Upstairs cafés () are cafés in Hong Kong that are located above street level. They became popular in the early 2000s. They are mainly located in the upper floors of old commercial and mixed residential/commercial buildings in districts such as Mong Kok, Tsim Sha Tsui and Causeway Bay. They have been recognised as a specific kind of catering outlet in Hong Kong. There is a special classification of "upstairs cafés" in Hong Kong’s dining guide websites such as OpenRice. Most of them have themed decorations such as pets, teddy bears, manga, or classrooms. Apart from food and drinks, many upstairs cafés in Hong Kong also provide free entertainment for customers such as Jenga, card games, chess sets and board games. Customers of upstairs cafés sometimes reserve the whole outlet for parties and gatherings because the price of reservation is not as expensive as that of restaurants at street level.
Upstairs cafés are typically small businesses. These cafés are usually tiny, unadvertised, and located in unmarked buildings in Hong Kong. They are far from the dining outlets on the streets which have high visibility. Therefore, it is difficult for people to know the existence of these upstairs cafés. People in Hong Kong usually learn about upstairs cafés from their friends, magazine articles, catering guide websites, or online blogs and forums.

Reasons for existence 
Firstly, as Hong Kong is facing a land shortage, retail rents in Hong Kong keep rising. According to property consultant CB Richard Ellis (CBRE), Hong Kong placed second with an average rent of US$1,695 per square foot per year in the report on global retail rents in the third quarter of 2011. Entrepreneurs of upstairs cafés choose the upstairs locations to avoid the high rents charged for ground-floor spaces.

Also, Hong Kong is a small and densely populated city. There are limited public spaces for people to gather with their friends. Even in these, it can be very difficult to find a nice place sit down and enjoy a cup of coffee without paying too much. This is why upstairs cafes are popular in Hong Kong. They provide a cozy environment for people to relax, often where people are able to chat with their friends without any time limit.

Lastly, upstairs cafés often have unique marketing strategies to fight against chain competitors, such as Starbucks and Pacific Coffee Company, in Hong Kong. Many upstairs cafes have their own themes to make themselves stand out from the others and remain competitive so that their business can survive.

Relation to Hong Kong youth culture 

Upstairs cafés are one of the common leisure spots for youngsters in Hong Kong. Their popularity comes from the uniqueness of different cafés. They usually have specific thematic concepts, some of them providing board games for customers, and some others lending books to customers. The wide variety of upstairs cafés has attracted many teenagers to pay a visit.

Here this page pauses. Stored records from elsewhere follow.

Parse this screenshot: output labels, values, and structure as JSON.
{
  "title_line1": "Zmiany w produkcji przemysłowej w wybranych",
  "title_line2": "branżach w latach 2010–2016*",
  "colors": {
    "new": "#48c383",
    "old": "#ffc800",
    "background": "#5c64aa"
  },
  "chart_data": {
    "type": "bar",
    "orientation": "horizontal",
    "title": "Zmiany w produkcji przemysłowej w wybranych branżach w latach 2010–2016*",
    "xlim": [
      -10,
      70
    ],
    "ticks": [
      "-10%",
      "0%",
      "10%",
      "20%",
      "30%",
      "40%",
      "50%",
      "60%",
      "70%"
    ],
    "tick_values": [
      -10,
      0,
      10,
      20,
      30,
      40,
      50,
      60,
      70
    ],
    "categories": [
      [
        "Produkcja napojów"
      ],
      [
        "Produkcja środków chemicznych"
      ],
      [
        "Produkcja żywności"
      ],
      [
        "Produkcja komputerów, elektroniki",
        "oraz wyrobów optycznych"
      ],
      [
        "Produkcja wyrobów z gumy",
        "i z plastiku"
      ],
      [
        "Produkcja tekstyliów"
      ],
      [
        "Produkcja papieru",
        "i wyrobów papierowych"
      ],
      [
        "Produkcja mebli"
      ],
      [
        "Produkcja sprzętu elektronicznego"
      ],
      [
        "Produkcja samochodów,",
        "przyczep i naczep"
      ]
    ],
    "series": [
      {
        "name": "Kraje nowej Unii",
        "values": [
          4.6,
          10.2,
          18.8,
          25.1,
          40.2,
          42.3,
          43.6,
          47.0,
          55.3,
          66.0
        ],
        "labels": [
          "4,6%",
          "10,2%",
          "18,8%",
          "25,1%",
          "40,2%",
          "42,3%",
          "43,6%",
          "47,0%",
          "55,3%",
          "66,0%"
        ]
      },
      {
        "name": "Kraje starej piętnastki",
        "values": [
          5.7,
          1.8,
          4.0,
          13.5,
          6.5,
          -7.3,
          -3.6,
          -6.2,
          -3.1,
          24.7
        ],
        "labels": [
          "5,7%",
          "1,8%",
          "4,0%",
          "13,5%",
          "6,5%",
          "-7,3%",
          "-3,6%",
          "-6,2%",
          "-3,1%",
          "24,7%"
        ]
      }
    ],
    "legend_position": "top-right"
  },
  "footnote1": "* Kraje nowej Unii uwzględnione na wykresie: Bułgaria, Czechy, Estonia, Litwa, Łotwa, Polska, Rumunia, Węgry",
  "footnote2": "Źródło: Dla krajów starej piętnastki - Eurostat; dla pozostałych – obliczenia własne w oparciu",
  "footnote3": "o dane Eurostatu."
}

According to Erikson's stages of psychosocial development, youngsters in this stage are in search of identity and looking to stand out from others. One way would be visiting these uncommon places.
 
Moreover, these upstairs cafés also provide business opportunities for young entrepreneurs. Upstairs cafes can be a platform for youngsters to showcase their creativity and talents as they compete by using different strategies to draw attention from customers.
 
"Lazy" is one of the traits that media loves to use when describing Hong Kong’s "post 90s", which is youngsters born after the year of 1990. One of the claimed reasons is that they enjoy doing nothing. The popping up of more cafés in Hong Kong is partially related to this phenomenon, as youngsters in Hong Kong would rather spend hours in these upstairs cafés chatting with friends, rather than go for a hike on a sunny day.
Besides, youngsters in Hong Kong are often living in packed houses, due to the overloaded population and lack of housing in Hong Kong. So these upstairs cafés also provide a common area for friend gatherings since crowded houses in Hong Kong may not be suitable for group of friends to play together.

Unlicensed upstairs cafés 
There are a lot of upstairs cafes that are unlicensed. According to the " Food Business Regulation", unlicensed operation of a restaurant is subjected to a maximum fine of $50,000 and imprisonment for six months. However, since most of the upstairs café are located in the upstairs, which might locate in some hidden places, it is difficult for the government to find out.

The Food and Environmental Hygiene Department only has 200 inspectors who are responsible for inspecting the restaurants. Without receiving any complaints, it is difficult to uncover unlicensed cafés located in different buildings and different district. Without licenses, a lot of safety problems may arise.
For instance, food hygiene problems, lacking of fire escape exits, problems of building structure etc. In addition, the quality of food and the hygiene of the environment may not be guaranteed. One of the examples is that some of the unlicensed cafés will allow people to smoke inside the café, which pollute the air quality and violate the law. These cafés may have their own "spy" to check whether there are any inspectors. Therefore, once when one was reported to the Tobacco Control Office, the inspectors could not find anyone who violated the law. These problems often arise in the unlicensed upstairs café in Hong Kong, which affect people’s health and safety.